Die Neuregelung der Staatsbürgerschaft hat in der Ukraine viel Zuspruch erhalten. Der Respekt vor den Ausländern, die in der ukrainischen Armee kämpfen, ist in der Gesellschaft groß. Dass diese jedoch Schlange für den ukrainischen Pass stehen werden, ist eher unwahrscheinlich. Zusammen mit der Staatsbürgerschaft bekommt der Bewerber nämlich nicht nur Rechte wie zum Beispiel das Wahlrecht, sondern auch Pflichten. Weil die Ukraine ihre Staatsbürger auch im Falle von zwei Pässen als Ukrainer betrachten wird, kommt die Wehrpflicht hinzu. Für Männer zwischen 18 und 60 Jahren bedeutet dies während des Kriegsrechts ein Ausreiseverbot. Dies ist auch der Grund, warum viele ukrainischstämmige Männer aus der alten Diaspora den Pass bis zum Kriegsende nicht beantragen werden. Denn dafür müssten sie physisch in die Ukraine kommen, um entsprechende Dokumente einzureichen und Prüfungen abzulegen – und könnten dann das Land nicht mehr verlassen und zum Wehrdienst herangezogen werden.
Und die Russen?
Kompliziert ist die Situation mit russischen Staatsbürgern, die es trotz des Krieges weiterhin in der Ukraine gibt und die teilweise auch in der ukrainischen Armee kämpfen. Sie müssen ihre russische Staatsbürgerschaft abgeben, wozu eine Reise nach Russland nötig ist, was für die allermeisten aus Sicherheitsgründen nicht in Frage kommt. Gelöst werden soll dieses Problem durch das sogenannte Recht auf "deklarative Ablehnung". Die Russen sollen sich daher an die ukrainischen Behörden wenden und die Abgabe des russischen Passes deklarieren. Ob dies in der Praxis reibungslos funktionieren wird, ist allerdings unklar. Die Bewohner der von Russland zum Teil oder ganz besetzten ukrainischen Bezirke betrifft das jedenfalls nicht. Ihre Einbürgerung nach Russland wird von der Ukraine als unfreiwillig bewertet und sie werden von Kiew ausschließlich als Ukrainer betrachtet.

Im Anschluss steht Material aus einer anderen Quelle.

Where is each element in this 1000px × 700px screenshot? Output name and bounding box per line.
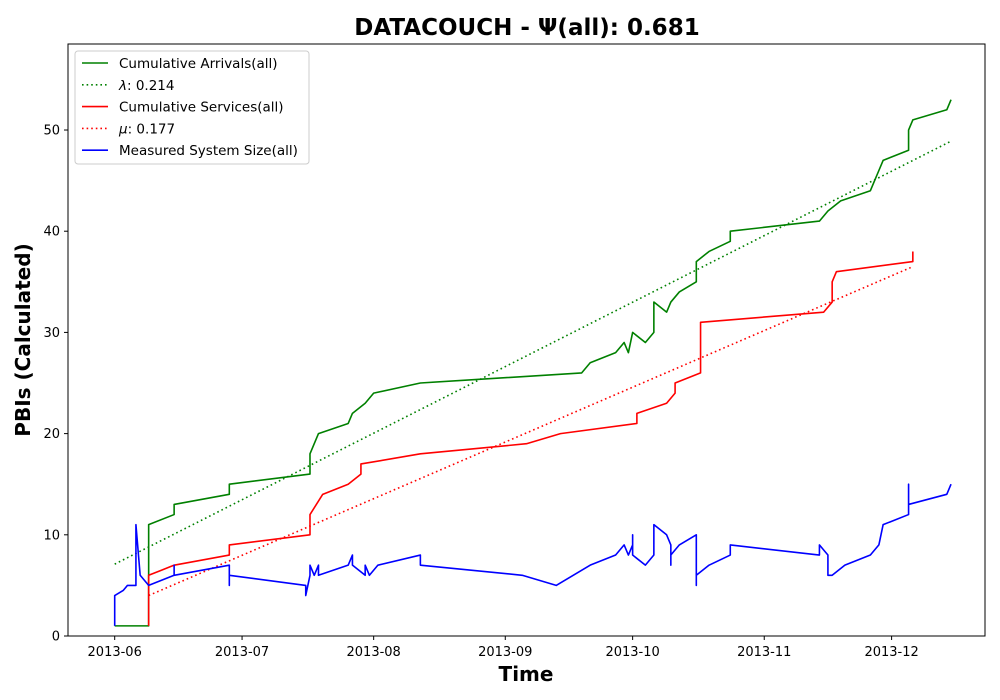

Die Ukraine begegnet mit diesem Gesetz vor allem dem massiven Bevölkerungsschwund, die durch den russischen Angriffskrieg ausgelöst wurde. All jene, die in die EU geflohen sind, und dort bald einen Anspruch auf Einbürgerung erwerben, sollen weiterhin ukrainische Staatsbürger bleiben können. Ob es jedoch wirklich gelingt, diese Menschen nicht nur formell an das Land zu binden, bleibt offen – und wird mit jedem weiteren Monat, den die russische Aggression andauert, unwahrscheinlicher.